Discussing the fact that I left a tenured position made me realize that, for most artists, it's all about health care. Most artists could get by financially doing part time work or adjuncting, but they need the insurance, especially those with families. I am still going to have to make $$, only my insurance situation has changed. So if our country got on board with a real insurance solution, things would change quite dramatically for artists.

It seems like each conference that I go to ends up having one or two themes that our little group of idealist artists discusses. These are not themes dictated by the conference, but ones that occur in response to trends that we are seeing in the sessions that we attend. We discussed art and religion a great deal (mostly the difference between illustrative devotional images, artists who simply apropopriate the language of their religion and map it onto other things [like yours truly], and artists who might be secretly devout, and create spiritual work, but you would never look at their work and call it religious... spiritual, maybe, but not religious). This topic was not surprising because E. Heartney was around in various capacities this week. The last big topic was how disempowered artists have become. The current marketplace has disempowered critics and curators to a certain extent as well. Art fairs have become "the place" to see art, the place where the action takes place, and as Eleanor put it, you can't review or discuss an art fair, you can only report how much money the art sold for.

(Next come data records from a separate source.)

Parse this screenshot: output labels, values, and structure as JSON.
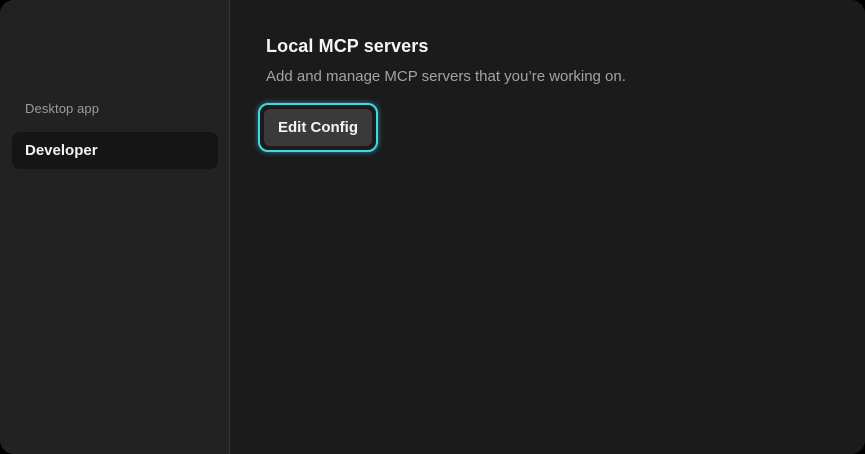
{
  "sidebar": {
    "section_label": "Desktop app",
    "items": [
      {
        "label": "Developer",
        "selected": true
      }
    ]
  },
  "main": {
    "title": "Local MCP servers",
    "subtitle": "Add and manage MCP servers that you’re working on.",
    "edit_config_label": "Edit Config"
  },
  "colors": {
    "focus_ring": "#3fd9ea",
    "background": "#1b1b1b",
    "sidebar_background": "#222222"
  }
}
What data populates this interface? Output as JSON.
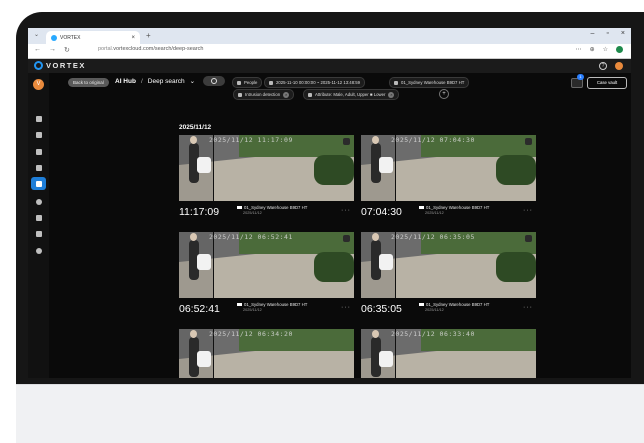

Collectors are determining which artists are important by how much money they pay for a work of art, the validation is no longer coming from the educated sources that it once did.

We decided that the homework for our little group is think of ways that artists could seize back some power. Sylvie Fortin, who runs ArtPapers magazine, gave a great talk, the first one I have heard in a long time that offered some hope. She was talking about alternate paradigms for art education, where "art students" were essentially getting together, and, in lieu of tuition, were combining their $$ to bring in the visiting artists that the group wanted to hear, outside the context of a university. Not a bad idea, since so many universities are following a corporate model that puts the education of students towards the bottom of their agenda. We need to put our heads together to do similar types of problem solving as professional artists.